Of course, there are always
investors betting on big declines--they're called bears. What's unusual is the
amount of money being put up on such a doomsday scenario.

"The activity
in those puts has been a lot more aggressive then we have seen in the past,"
said Bill Lefkowitz, options strategist at brokerage firm Finance Investments.
"Part of it is the environment and volatility where the Dow Industrials can
easily swing over a hundred points during the day, or session to session."

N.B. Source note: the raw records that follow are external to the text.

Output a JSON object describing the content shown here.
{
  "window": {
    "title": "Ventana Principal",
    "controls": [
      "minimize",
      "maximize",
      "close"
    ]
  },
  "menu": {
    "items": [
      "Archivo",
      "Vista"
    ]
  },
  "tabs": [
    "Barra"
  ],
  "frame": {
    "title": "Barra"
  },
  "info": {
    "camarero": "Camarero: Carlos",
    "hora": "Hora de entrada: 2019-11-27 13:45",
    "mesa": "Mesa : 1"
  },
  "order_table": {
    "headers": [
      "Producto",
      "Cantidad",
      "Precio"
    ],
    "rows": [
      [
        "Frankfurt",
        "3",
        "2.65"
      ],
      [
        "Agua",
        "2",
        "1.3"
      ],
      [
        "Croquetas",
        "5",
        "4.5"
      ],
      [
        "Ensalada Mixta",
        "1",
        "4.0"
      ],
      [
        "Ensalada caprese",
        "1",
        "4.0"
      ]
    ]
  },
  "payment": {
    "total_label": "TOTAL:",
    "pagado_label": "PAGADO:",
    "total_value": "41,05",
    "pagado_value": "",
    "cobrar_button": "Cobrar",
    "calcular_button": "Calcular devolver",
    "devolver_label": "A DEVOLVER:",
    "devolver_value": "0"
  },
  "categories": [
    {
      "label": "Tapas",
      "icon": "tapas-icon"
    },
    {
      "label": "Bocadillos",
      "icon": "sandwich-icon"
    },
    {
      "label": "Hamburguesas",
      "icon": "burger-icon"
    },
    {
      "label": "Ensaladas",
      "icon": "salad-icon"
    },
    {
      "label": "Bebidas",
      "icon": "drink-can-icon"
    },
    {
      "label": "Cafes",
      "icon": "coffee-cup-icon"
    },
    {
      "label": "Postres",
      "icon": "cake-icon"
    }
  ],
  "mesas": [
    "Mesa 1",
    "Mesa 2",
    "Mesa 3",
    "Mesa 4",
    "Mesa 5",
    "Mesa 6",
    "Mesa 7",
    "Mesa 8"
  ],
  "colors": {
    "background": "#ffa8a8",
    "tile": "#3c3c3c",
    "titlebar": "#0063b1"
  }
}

Salamone of Schaeffer's points out that the index options have been "put
dominated over the last several months." And the bets may have as much to do
with hedging portfolios--basically an insurance policy you hope you don't
need--as much as outright speculation.

"We don't know who the end users
of these options are and often they are specialists, pros looking at arbitrage
plays, so the common man doesn't necessarily need to be concerned," adds Andrew
Wilkinson, a senior market analyst at Interactive Brokers. "But it’s a
legitimate build of people wanting protection against the next 10% down should
it come."

Whatever the reason, Lefkowitz says worries about what the Fed
will do about interest rates are spurring big investors to buy protection in
case of a major market drop.

"If the Fed doesn't cut Fed funds, the
options market is telling you that the overall stock market will come down
hard," says Lefkowitz. "We could be quickly under the 1400 level of the S&P
500 if the Fed doesn't act."

Fed-fund futures and a variety of market
pundits have been forecasting a 100% likelihood the Fed will lower the benchmark
lending rate, now at 5.25%, meaning there's no room in the market from the Fed
for a surprise.

Lefkowitz also says the activity isn't strictly driven
by money managers looking to protect portfolios. The put options are tempting
enough for speculators to jump in. He says even if the market doesn't fall to
below S&P 1400, the put options could still easily rise in value by "20, 30,
40 percent if we saw another large down day."